New South Wales, Australia – Brett Conellan, a professional surfer and manager at a surf store, was attacked by a shark while he was surfing at Bombo beach in New South Wales today. The animal destroyed Conellan’s leg. His tight was severely damaged and his quad muscle was bitten out exposing the bone.
The scenario was grim. Brett was 75 miles away from the beach, but he wasn’t alone, his friend and one of his saviors, Joel Trist, was surfing with him. Trist told local press that he was about 50 miles away from Colleman when he heard “a horrible scream.” He wasn’t sure what the problem was, but in that situation, there was only one possibility. He rushed to aid his friend and as he got closer, he could see the animal violently shaking the water. Fortunately, the shark left before he arrived and this is where the heroic story begins.
“I said ‘Quick, jump on my board’ and I grabbed him and got him on my board,” Joel Trist told the local press.
After reaching Brett, which was badly injured, he moved him on his own surfing board and started paddling the 75 miles to the coast. It seemed impossible, but the elements acted in their favor and a huge wave took them to the cost.
The first part was over, but with that kind of injury, things were everything but good for the 22-year-old surfer. Luckily among the crowd at the beach, there was a nurse. She quickly assessed the situation and use the rope from the surfboard to improvise a tourniquet keeping the man from bleeding to death; the paramedics were efficient, there was no traffic and he was treated right after arriving the hospital.
Doctors were astonished when they saw him. If things had gone a little worse, he wouldn’t have made it.
Australia has a bad record with sharks
This kind of attack is known as a hit and run. Sharks do not prey on humans, but they don’t have the best sight in the animal kingdom. Most shark attacks happen because they mistake people for seals or sea lions. Humans are too bony for them, but sea mammals have lots of fats with less bone structure which makes them a very good meal.
Hit and run assaults are not that rare. In these cases, the animal attacks the leg from the hip to the knee holding the person and then releasing them. Most of these attacks are attributed to big predators, such as great white, tiger and bull sharks according to Factmonster.
In 2014, there were 572 confirmed attacks in Australia, and from that population, 153 people died from the assaults. This is half the attacks reported in the United States, but the attacks are much more deadly. That same year, the United States reported 1,104 shark assaults and 35 casualties.
A public image issue
There is a township called Kiama. The name comes from a native name, “Kiarama” which means “place where the sea makes noise.” The town’s profit heavily relies on tourism. The biggest attractions are the beaches around it. Several surfing contests are carried out there luring a lot of media, athletes, fans and tourists. Specialists suspect that not all shark attacks are reported out of fear of scaring people away.

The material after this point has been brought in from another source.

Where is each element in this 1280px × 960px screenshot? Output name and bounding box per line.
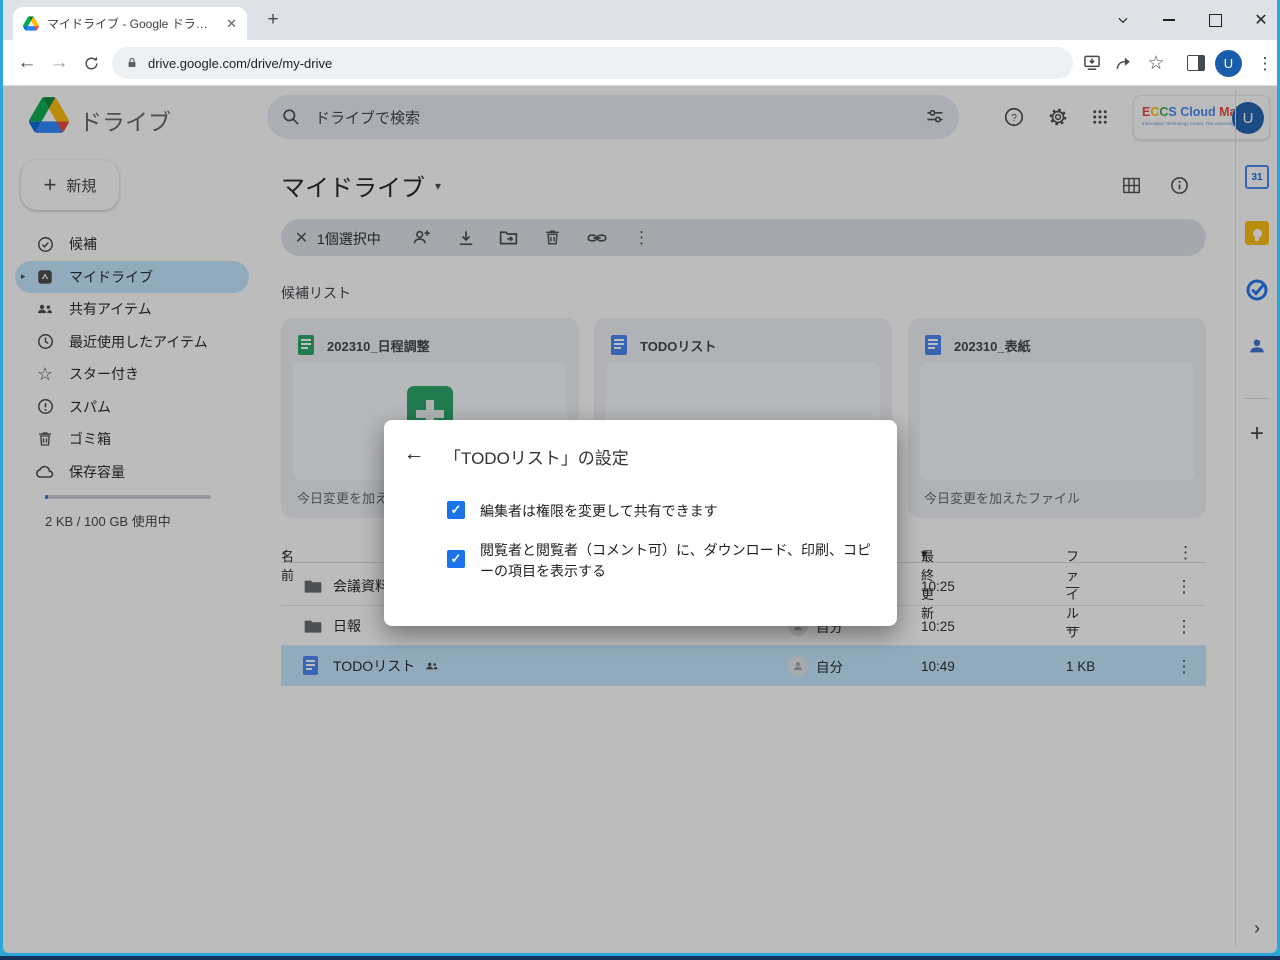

Do you have to avoid Australian beaches?
Not really. Shark attacks are still very rare. The problem is the number of uninformed people that wonder in their domain. Even though we are not their favorite prey, there is a list of precautions to have in mind if you don’t want your vacations to be ruined by a shark.
The animals are most active at night, so those movie-like night swims are out of the equation. Also, fishes are on the menu, which means you have to avoid fish banks, areas preferred by fishermen, sand bars and drop-offs. If you see birds and tortoises surrounding an area, there is fish and where is fish there are sharks. They are known for smelling blood, so you don’t go swimming with a scratch. Lastly, bright colors have been reported to attract unwelcome company in the water.
Brett Colleman’s case is a reminder. He is in the hospital in an induced coma until his condition gets a little more stable. He will have to thank a lot of people when he wakes up.